Namun, biarkan saya memulai menulis mengenai Post-Modernisme dari
sastrawan cum jurnalis Goenawan Mohammad (GM). GM dalam banyak tulisannya telah menunjukkan
kecenderungan Post-Modernisme. Tidak perlu jauh-jauh melihat kecenderungan
Post-Modernisme GM, sila baca Majalah
Tempo, Edisi 29 Oktober-4 November 2012 dalam rubrik Catatan Pinggir yang diampunya sejak Majalah Tempo berdiri.
Edisi tersebut menyajikan GM sebagai seorang Post-Modernis.
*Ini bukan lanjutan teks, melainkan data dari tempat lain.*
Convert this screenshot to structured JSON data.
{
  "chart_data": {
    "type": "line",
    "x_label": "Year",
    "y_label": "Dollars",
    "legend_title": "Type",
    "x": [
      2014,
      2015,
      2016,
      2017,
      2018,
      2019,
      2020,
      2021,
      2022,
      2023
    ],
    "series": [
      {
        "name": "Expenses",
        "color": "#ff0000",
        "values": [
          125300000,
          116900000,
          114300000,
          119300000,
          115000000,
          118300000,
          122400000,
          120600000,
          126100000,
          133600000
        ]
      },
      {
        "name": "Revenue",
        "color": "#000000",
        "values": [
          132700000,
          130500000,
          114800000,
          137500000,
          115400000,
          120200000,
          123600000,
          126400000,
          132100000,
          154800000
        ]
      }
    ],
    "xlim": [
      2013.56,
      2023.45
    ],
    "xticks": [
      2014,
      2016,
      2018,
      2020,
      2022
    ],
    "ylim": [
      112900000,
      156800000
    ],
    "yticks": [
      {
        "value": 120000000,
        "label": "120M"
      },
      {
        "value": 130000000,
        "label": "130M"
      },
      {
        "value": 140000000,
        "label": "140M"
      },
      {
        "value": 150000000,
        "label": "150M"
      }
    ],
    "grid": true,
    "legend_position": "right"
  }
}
Dengan
judul: Shih, GM bercerita mengenai monopoli
Pemerintahan Republik Cina yang kala itu dipimpin Chiang Khaisek. Satu regu Biro
Monopoli Tembakau Pemerintah Cina diceritakan GM merampas rokok, dan hasil
penjualan rokok seorang pedagang di Taipe, Taiwan.
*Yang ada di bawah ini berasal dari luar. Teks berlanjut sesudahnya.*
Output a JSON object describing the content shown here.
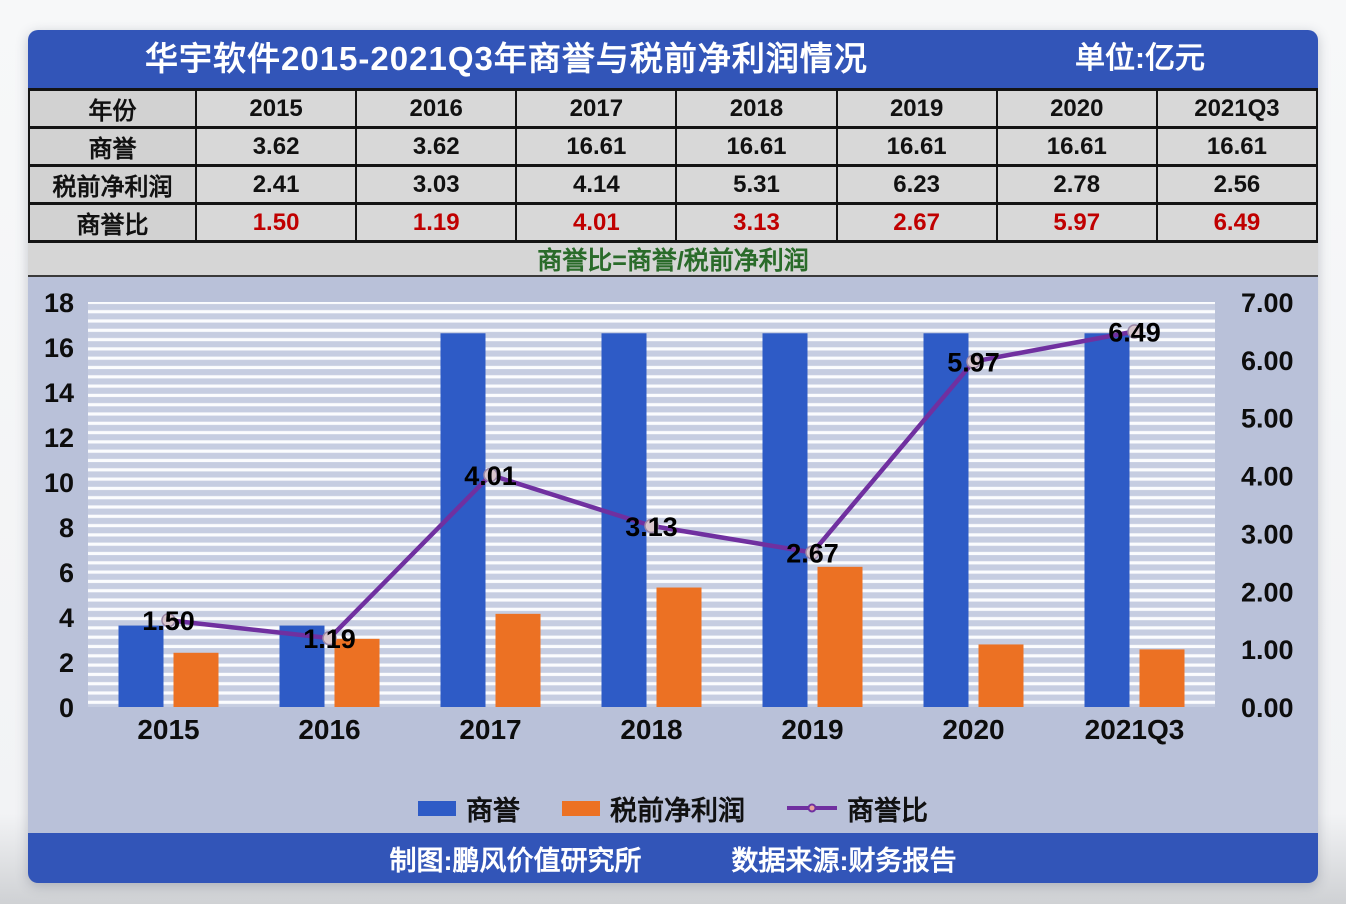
{
  "title_bar": {
    "title": "华宇软件2015-2021Q3年商誉与税前净利润情况",
    "unit": "单位:亿元"
  },
  "table": {
    "header": [
      "年份",
      "2015",
      "2016",
      "2017",
      "2018",
      "2019",
      "2020",
      "2021Q3"
    ],
    "rows": [
      {
        "label": "商誉",
        "values": [
          "3.62",
          "3.62",
          "16.61",
          "16.61",
          "16.61",
          "16.61",
          "16.61"
        ]
      },
      {
        "label": "税前净利润",
        "values": [
          "2.41",
          "3.03",
          "4.14",
          "5.31",
          "6.23",
          "2.78",
          "2.56"
        ]
      },
      {
        "label": "商誉比",
        "values": [
          "1.50",
          "1.19",
          "4.01",
          "3.13",
          "2.67",
          "5.97",
          "6.49"
        ]
      }
    ],
    "formula": "商誉比=商誉/税前净利润"
  },
  "chart_data": {
    "type": "combo",
    "categories": [
      "2015",
      "2016",
      "2017",
      "2018",
      "2019",
      "2020",
      "2021Q3"
    ],
    "series": [
      {
        "name": "商誉",
        "type": "bar",
        "axis": "left",
        "color": "#2e5bc6",
        "values": [
          3.62,
          3.62,
          16.61,
          16.61,
          16.61,
          16.61,
          16.61
        ]
      },
      {
        "name": "税前净利润",
        "type": "bar",
        "axis": "left",
        "color": "#ec7123",
        "values": [
          2.41,
          3.03,
          4.14,
          5.31,
          6.23,
          2.78,
          2.56
        ]
      },
      {
        "name": "商誉比",
        "type": "line",
        "axis": "right",
        "color": "#7030a0",
        "values": [
          1.5,
          1.19,
          4.01,
          3.13,
          2.67,
          5.97,
          6.49
        ],
        "labels": [
          "1.50",
          "1.19",
          "4.01",
          "3.13",
          "2.67",
          "5.97",
          "6.49"
        ]
      }
    ],
    "left_axis": {
      "min": 0,
      "max": 18,
      "step": 2,
      "ticks": [
        "0",
        "2",
        "4",
        "6",
        "8",
        "10",
        "12",
        "14",
        "16",
        "18"
      ]
    },
    "right_axis": {
      "min": 0,
      "max": 7,
      "step": 1,
      "ticks": [
        "0.00",
        "1.00",
        "2.00",
        "3.00",
        "4.00",
        "5.00",
        "6.00",
        "7.00"
      ]
    },
    "legend": [
      {
        "label": "商誉",
        "type": "bar",
        "color": "#2e5bc6"
      },
      {
        "label": "税前净利润",
        "type": "bar",
        "color": "#ec7123"
      },
      {
        "label": "商誉比",
        "type": "line",
        "color": "#7030a0"
      }
    ],
    "grid": "horizontal-stripes",
    "legend_position": "bottom"
  },
  "footer": {
    "credit": "制图:鹏风价值研究所",
    "source": "数据来源:财务报告"
  },
  "colors": {
    "header_bar": "#3255b8",
    "table_bg": "#d8d8d8",
    "ratio_text": "#c00000",
    "formula_text": "#2a6b2a",
    "chart_bg": "#b9c1d9",
    "bar_goodwill": "#2e5bc6",
    "bar_profit": "#ec7123",
    "ratio_line": "#7030a0"
  }
}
Kejadian ini kemudian meluas menjadi sebuah aksi protes terhadap
otoritarianisme Pemerintahan Cina, yang kemudian secara reaksioner dibalas
Chiang Khaisek dengan upaya pembersihan besar-besaran di Taiwan. 4000 orang
terbunuh.
Bagian selanjutnya, GM bercerita mengenai saksi mata peristiwa
tersebut: Shih-Ming Te. Shih bukan hanya saksi mata atas peristiwa tersebut, ia
kemudian menjelma menjadi aktivis yang mengupayakan kebebasan Taiwan atas
kekuasaan yang menindas. Akibatnya, 25 tahun hidupnya dihabiskan di penjara
sebagai imbalan atas aksi protes menentang Pemerintah Cina.
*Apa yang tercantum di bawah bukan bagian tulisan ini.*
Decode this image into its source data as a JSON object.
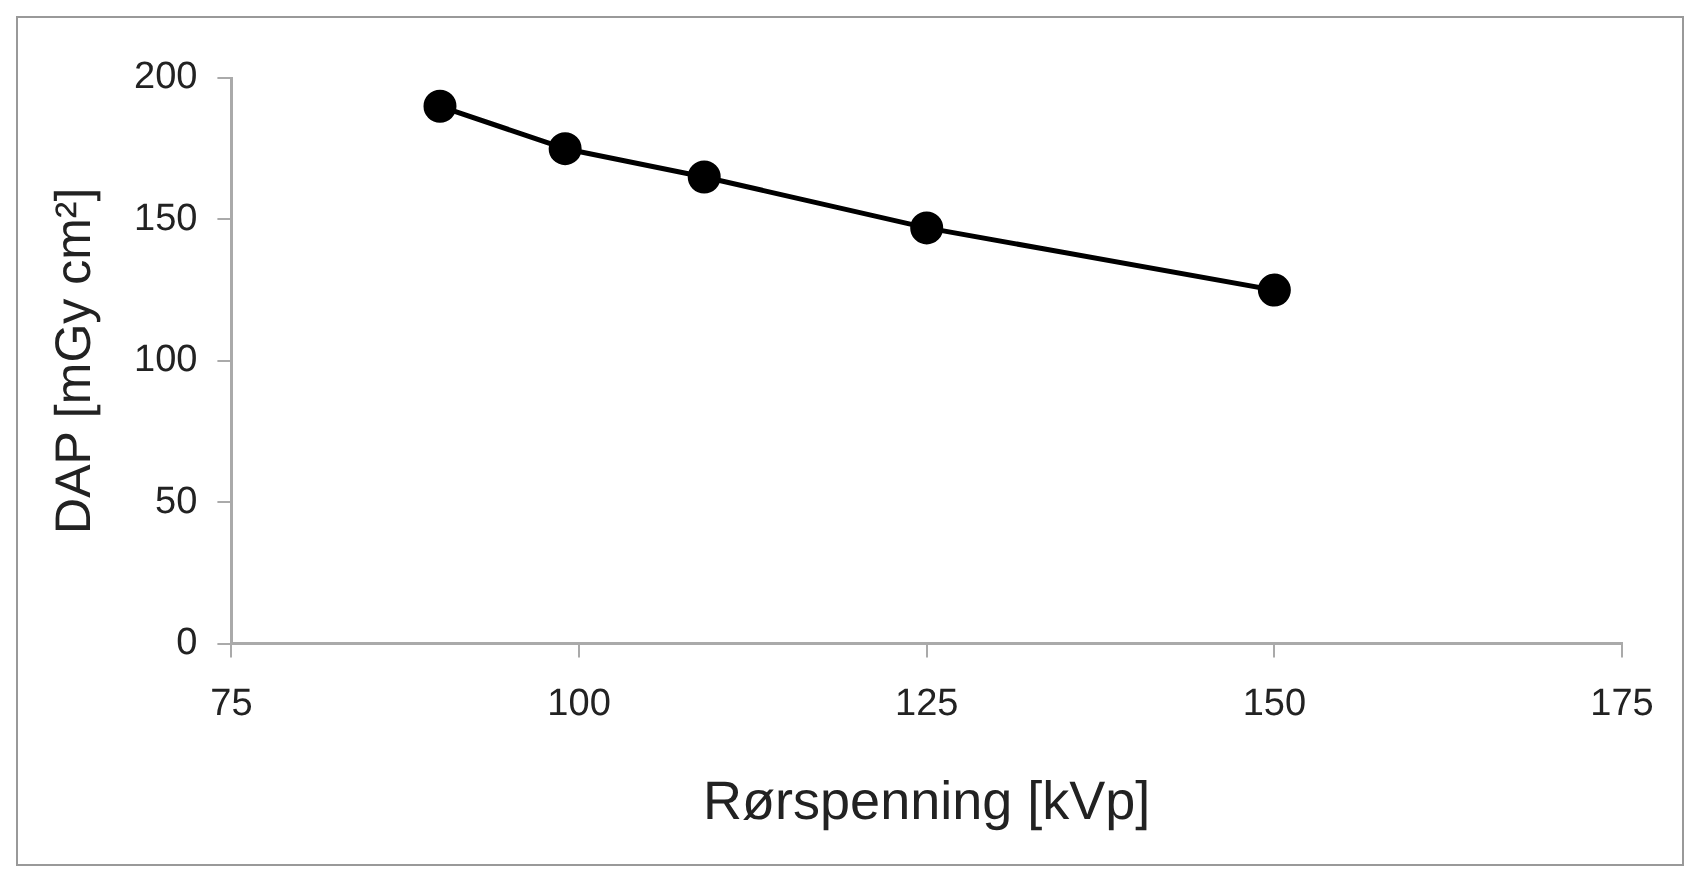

Dalam kepala tulisan (Lead)
GM menulis: Tak mudah mengatakan apa itu keadilan, tetapi tentang
ketidak-adilan orang dapat mengenalinya dengan seketika. Shih juga merasakannya,
ketika banyak ancaman, kekerasan, intimidasi dan varian bentuk penindasan bertamu
ke hidupnya, ia dengan mudah mengklasifikasi bentuk tersebut sebagai sebuah
ketidak-adilan. Namun, seringnya ia mendapat situasi tidak-adil, Shih tiba pada
pertanyaan: lantas, apa itu sebuh keadilan?.